22. The PDP of claim 21, wherein, in the reset period, all discharge cells are initialized, discharge cells that are to be displayed are selected by an address discharge performed using the scan pulse and the address pulse in the address period, a sustain discharge is performed in the discharge cells selected in the sustain-discharge period, and the sustain discharge is performed between the Y electrode lines and the X electrode lines.

23. The PDP of claim 21, wherein the first level voltage and the third level voltage are positive voltage levels, and the second level voltage and the fourth level voltage are negative voltage levels.

24. The PDP of claim 13, further comprising: a sustain driver including a first sustain voltage supplying unit adapted to supply the sustain pulse of the third level voltage to the Y electrode lines and a second sustain voltage supplying unit adapted to supply the sustain pulse of the fourth level voltage to the Y electrode lines.

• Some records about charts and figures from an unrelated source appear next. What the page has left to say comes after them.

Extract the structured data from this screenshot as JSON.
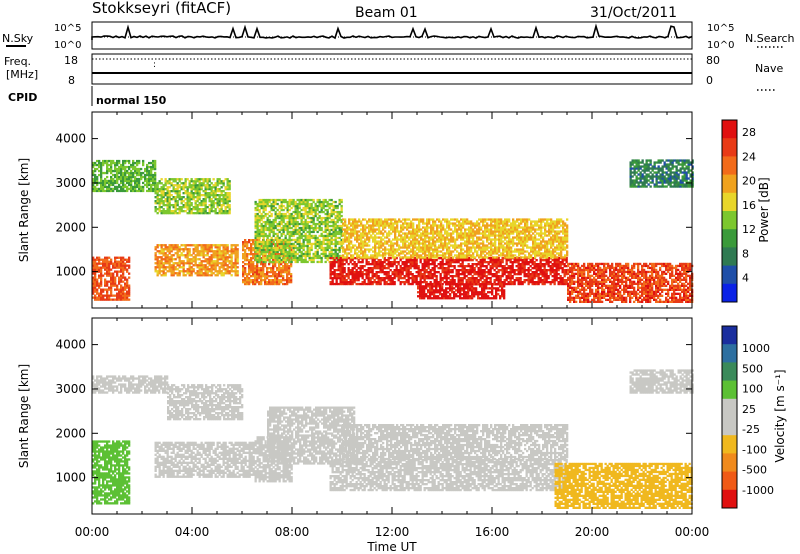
{
  "header": {
    "station": "Stokkseyri (fitACF)",
    "beam": "Beam 01",
    "date": "31/Oct/2011"
  },
  "summary": {
    "nsky_label": "N.Sky",
    "nsearch_label": "N.Search",
    "freq_label_1": "Freq.",
    "freq_label_2": "[MHz]",
    "nave_label": "Nave",
    "cpid_label": "CPID",
    "cpid_value": "normal 150",
    "noise_ticks_left": [
      "10^5",
      "10^0"
    ],
    "noise_ticks_right": [
      "10^5",
      "10^0"
    ],
    "freq_ticks": [
      "18",
      "8"
    ],
    "nave_ticks": [
      "80",
      "0"
    ]
  },
  "colors": {
    "power": [
      "#0a22e6",
      "#1f4fa8",
      "#2f7a52",
      "#3a9a3a",
      "#7cc72e",
      "#e8d62a",
      "#f0a21e",
      "#f26b1a",
      "#e83a16",
      "#e01010"
    ],
    "velocity": [
      "#1a2e9e",
      "#2d6fa0",
      "#3a8a5a",
      "#5cc034",
      "#c8c8c4",
      "#c8c8c4",
      "#f0b81e",
      "#f08a1c",
      "#f05a16",
      "#e01010"
    ]
  },
  "chart_data": [
    {
      "type": "heatmap",
      "quantity": "power",
      "xlabel": "",
      "ylabel": "Slant Range [km]",
      "colorbar_label": "Power [dB]",
      "colorbar_ticks": [
        4,
        8,
        12,
        16,
        20,
        24,
        28
      ],
      "colorbar_range": [
        0,
        30
      ],
      "x_ticks": [
        "00:00",
        "04:00",
        "08:00",
        "12:00",
        "16:00",
        "20:00",
        "00:00"
      ],
      "x_range_hours": [
        0,
        24
      ],
      "y_ticks": [
        1000,
        2000,
        3000,
        4000
      ],
      "y_range_km": [
        180,
        4600
      ],
      "echo_regions": [
        {
          "t0": 0.0,
          "t1": 1.5,
          "r0": 350,
          "r1": 1300,
          "value": 24
        },
        {
          "t0": 0.0,
          "t1": 2.5,
          "r0": 2800,
          "r1": 3500,
          "value": 12
        },
        {
          "t0": 2.5,
          "t1": 5.8,
          "r0": 900,
          "r1": 1600,
          "value": 20
        },
        {
          "t0": 2.5,
          "t1": 5.5,
          "r0": 2300,
          "r1": 3100,
          "value": 14
        },
        {
          "t0": 6.0,
          "t1": 8.0,
          "r0": 700,
          "r1": 1700,
          "value": 22
        },
        {
          "t0": 6.5,
          "t1": 10.0,
          "r0": 1200,
          "r1": 2600,
          "value": 14
        },
        {
          "t0": 9.5,
          "t1": 19.0,
          "r0": 700,
          "r1": 1300,
          "value": 28
        },
        {
          "t0": 10.0,
          "t1": 19.0,
          "r0": 1300,
          "r1": 2200,
          "value": 18
        },
        {
          "t0": 13.0,
          "t1": 16.5,
          "r0": 380,
          "r1": 700,
          "value": 29
        },
        {
          "t0": 19.0,
          "t1": 24.0,
          "r0": 300,
          "r1": 1200,
          "value": 25
        },
        {
          "t0": 21.5,
          "t1": 24.0,
          "r0": 2900,
          "r1": 3500,
          "value": 8
        }
      ]
    },
    {
      "type": "heatmap",
      "quantity": "velocity",
      "xlabel": "Time UT",
      "ylabel": "Slant Range [km]",
      "colorbar_label": "Velocity [m s⁻¹]",
      "colorbar_ticks": [
        1000,
        500,
        100,
        25,
        -25,
        -100,
        -500,
        -1000
      ],
      "colorbar_range": [
        -1000,
        1000
      ],
      "x_ticks": [
        "00:00",
        "04:00",
        "08:00",
        "12:00",
        "16:00",
        "20:00",
        "00:00"
      ],
      "x_range_hours": [
        0,
        24
      ],
      "y_ticks": [
        1000,
        2000,
        3000,
        4000
      ],
      "y_range_km": [
        180,
        4600
      ],
      "echo_regions": [
        {
          "t0": 0.0,
          "t1": 1.5,
          "r0": 400,
          "r1": 1800,
          "value": 300
        },
        {
          "t0": 0.0,
          "t1": 3.0,
          "r0": 2900,
          "r1": 3300,
          "value": 0
        },
        {
          "t0": 2.5,
          "t1": 6.5,
          "r0": 1000,
          "r1": 1800,
          "value": 80
        },
        {
          "t0": 3.0,
          "t1": 6.0,
          "r0": 2300,
          "r1": 3100,
          "value": 0
        },
        {
          "t0": 6.5,
          "t1": 8.0,
          "r0": 900,
          "r1": 1900,
          "value": 80
        },
        {
          "t0": 7.0,
          "t1": 10.5,
          "r0": 1300,
          "r1": 2600,
          "value": 0
        },
        {
          "t0": 9.5,
          "t1": 19.0,
          "r0": 700,
          "r1": 1400,
          "value": 0
        },
        {
          "t0": 10.0,
          "t1": 19.0,
          "r0": 1400,
          "r1": 2200,
          "value": 0
        },
        {
          "t0": 18.5,
          "t1": 24.0,
          "r0": 300,
          "r1": 1300,
          "value": -300
        },
        {
          "t0": 21.5,
          "t1": 24.0,
          "r0": 2900,
          "r1": 3400,
          "value": -60
        }
      ]
    }
  ]
}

25. The PDP of claim 24, further comprising:

a panel capacitor connected between the Y electrode lines and the X electrode lines;

an energy recovery unit including: a first energy recovery unit adapted to charge the panel capacitor with the third level voltage and to recover energy from the panel capacitor charged to the third level voltage; and a second energy recovery unit adapted to charge the panel capacitor with the fourth level voltage and to recover energy from the panel capacitor charged to the fourth level voltage.

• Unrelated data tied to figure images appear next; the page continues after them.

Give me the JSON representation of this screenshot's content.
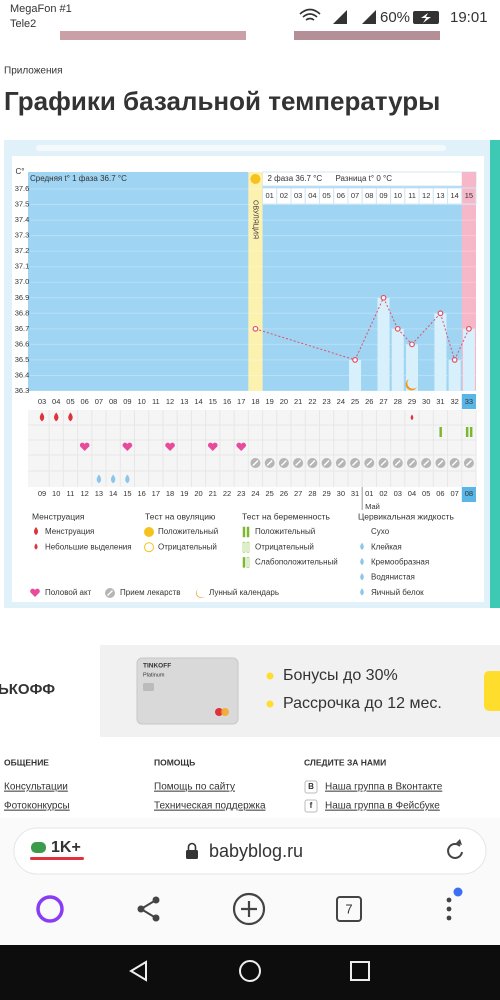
{
  "status_bar": {
    "carrier_1": "MegaFon #1",
    "carrier_2": "Tele2",
    "battery": "60%",
    "time": "19:01"
  },
  "breadcrumb": "Приложения",
  "title": "Графики базальной температуры",
  "chart": {
    "type": "line",
    "y_unit": "C°",
    "phase1_label": "Средняя t° 1 фаза 36.7 °C",
    "ovulation_label": "ОВУЛЯЦИЯ",
    "phase2_label": "2 фаза 36.7 °C",
    "difference_label": "Разница t° 0 °C",
    "ylim": [
      36.3,
      37.6
    ],
    "yticks": [
      37.6,
      37.5,
      37.4,
      37.3,
      37.2,
      37.1,
      {
        "value": 37,
        "label": "37.0"
      },
      36.9,
      36.8,
      36.7,
      36.6,
      36.5,
      36.4,
      36.3
    ],
    "phase2_days": [
      "01",
      "02",
      "03",
      "04",
      "05",
      "06",
      "07",
      "08",
      "09",
      "10",
      "11",
      "12",
      "13",
      "14",
      "15"
    ],
    "cycle_days": [
      "03",
      "04",
      "05",
      "06",
      "07",
      "08",
      "09",
      "10",
      "11",
      "12",
      "13",
      "14",
      "15",
      "16",
      "17",
      "18",
      "19",
      "20",
      "21",
      "22",
      "23",
      "24",
      "25",
      "26",
      "27",
      "28",
      "29",
      "30",
      "31",
      "32",
      "33"
    ],
    "dates": [
      "09",
      "10",
      "11",
      "12",
      "13",
      "14",
      "15",
      "16",
      "17",
      "18",
      "19",
      "20",
      "21",
      "22",
      "23",
      "24",
      "25",
      "26",
      "27",
      "28",
      "29",
      "30",
      "31",
      "01",
      "02",
      "03",
      "04",
      "05",
      "06",
      "07",
      "08"
    ],
    "month_label": "Май",
    "temperatures": [
      null,
      null,
      null,
      null,
      null,
      null,
      null,
      null,
      null,
      null,
      null,
      null,
      null,
      null,
      null,
      36.7,
      null,
      null,
      null,
      null,
      null,
      null,
      36.5,
      null,
      36.9,
      36.7,
      36.6,
      null,
      36.8,
      36.5,
      36.7
    ],
    "point_color": "#e0506a",
    "background_color": "#9fd5f3",
    "bar_color": "#d8f0fc"
  },
  "legend": {
    "menstruation": {
      "title": "Менструация",
      "items": [
        "Менструация",
        "Небольшие выделения"
      ]
    },
    "ovulation_test": {
      "title": "Тест на овуляцию",
      "items": [
        "Положительный",
        "Отрицательный"
      ]
    },
    "pregnancy_test": {
      "title": "Тест на беременность",
      "items": [
        "Положительный",
        "Отрицательный",
        "Слабоположительный"
      ]
    },
    "cervical_fluid": {
      "title": "Цервикальная жидкость",
      "items": [
        "Сухо",
        "Клейкая",
        "Кремообразная",
        "Водянистая",
        "Яичный белок"
      ]
    },
    "other": [
      "Половой акт",
      "Прием лекарств",
      "Лунный календарь"
    ]
  },
  "ad": {
    "brand": "ЬКОФФ",
    "card_brand": "TINKOFF",
    "card_tier": "Platinum",
    "bullets": [
      "Бонусы до 30%",
      "Рассрочка до 12 мес."
    ]
  },
  "footer": {
    "columns": [
      {
        "title": "ОБЩЕНИЕ",
        "links": [
          "Консультации",
          "Фотоконкурсы"
        ]
      },
      {
        "title": "ПОМОЩЬ",
        "links": [
          "Помощь по сайту",
          "Техническая поддержка"
        ]
      },
      {
        "title": "СЛЕДИТЕ ЗА НАМИ",
        "links": [
          "Наша группа в Вконтакте",
          "Наша группа в Фейсбуке"
        ],
        "icons": [
          "В",
          "f"
        ]
      }
    ]
  },
  "browser": {
    "comments": "1K+",
    "url": "babyblog.ru",
    "tabs": "7"
  }
}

26. The PDP of claim 25, wherein the first energy recovery unit and the second energy recovery unit comprise:

an energy storage unit adapted to either charge or to recover the charge from the panel capacitor;

an energy recovery switching unit adapted to control the energy storage unit to charge and to recover the charge from the panel capacitor; and

an inductor having two terminals, one terminal being connected to the energy recovery switching unit and another terminal being connected to the panel capacitor.

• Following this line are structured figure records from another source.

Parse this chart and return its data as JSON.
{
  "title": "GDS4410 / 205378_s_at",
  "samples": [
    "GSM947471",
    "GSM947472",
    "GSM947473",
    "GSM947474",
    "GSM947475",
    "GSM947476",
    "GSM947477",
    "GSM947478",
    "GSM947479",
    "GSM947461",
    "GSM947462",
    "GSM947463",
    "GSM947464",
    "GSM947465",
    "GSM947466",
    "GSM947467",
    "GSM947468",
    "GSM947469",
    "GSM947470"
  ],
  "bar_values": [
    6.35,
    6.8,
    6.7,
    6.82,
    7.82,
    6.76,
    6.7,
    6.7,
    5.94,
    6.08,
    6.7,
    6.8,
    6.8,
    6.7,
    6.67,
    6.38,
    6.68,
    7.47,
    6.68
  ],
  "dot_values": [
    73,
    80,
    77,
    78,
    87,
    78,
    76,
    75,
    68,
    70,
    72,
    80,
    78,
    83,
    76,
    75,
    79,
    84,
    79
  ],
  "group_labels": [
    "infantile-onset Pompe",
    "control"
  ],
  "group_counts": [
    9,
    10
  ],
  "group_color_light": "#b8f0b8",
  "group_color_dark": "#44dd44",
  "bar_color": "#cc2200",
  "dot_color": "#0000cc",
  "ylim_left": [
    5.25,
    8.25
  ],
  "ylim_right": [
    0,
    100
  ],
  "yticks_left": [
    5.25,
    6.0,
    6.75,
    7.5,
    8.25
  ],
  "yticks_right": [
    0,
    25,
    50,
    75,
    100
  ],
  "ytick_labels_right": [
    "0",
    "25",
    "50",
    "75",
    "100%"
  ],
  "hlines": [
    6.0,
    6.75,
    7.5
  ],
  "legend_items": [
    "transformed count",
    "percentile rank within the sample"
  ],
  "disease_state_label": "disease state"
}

27. The PDP of claim 26, wherein the energy recovery switching unit comprises:

a first control switch having two terminals, one terminal being connected to the energy storage unit and another terminal being connected to an inductor;

a second control switch connected in parallel to the first control switch;

a first diode connected between the first control switch and the inductor and adapted to allow a flow of current from the first control switch to the inductor; and

a second diode connected between the second control switch and the inductor and adapted to allow a flow of current from the inductor to the second control switch.

28. The PDP of claim 21, wherein the third level voltage and the fourth level voltage have the same magnitude and opposite polarity.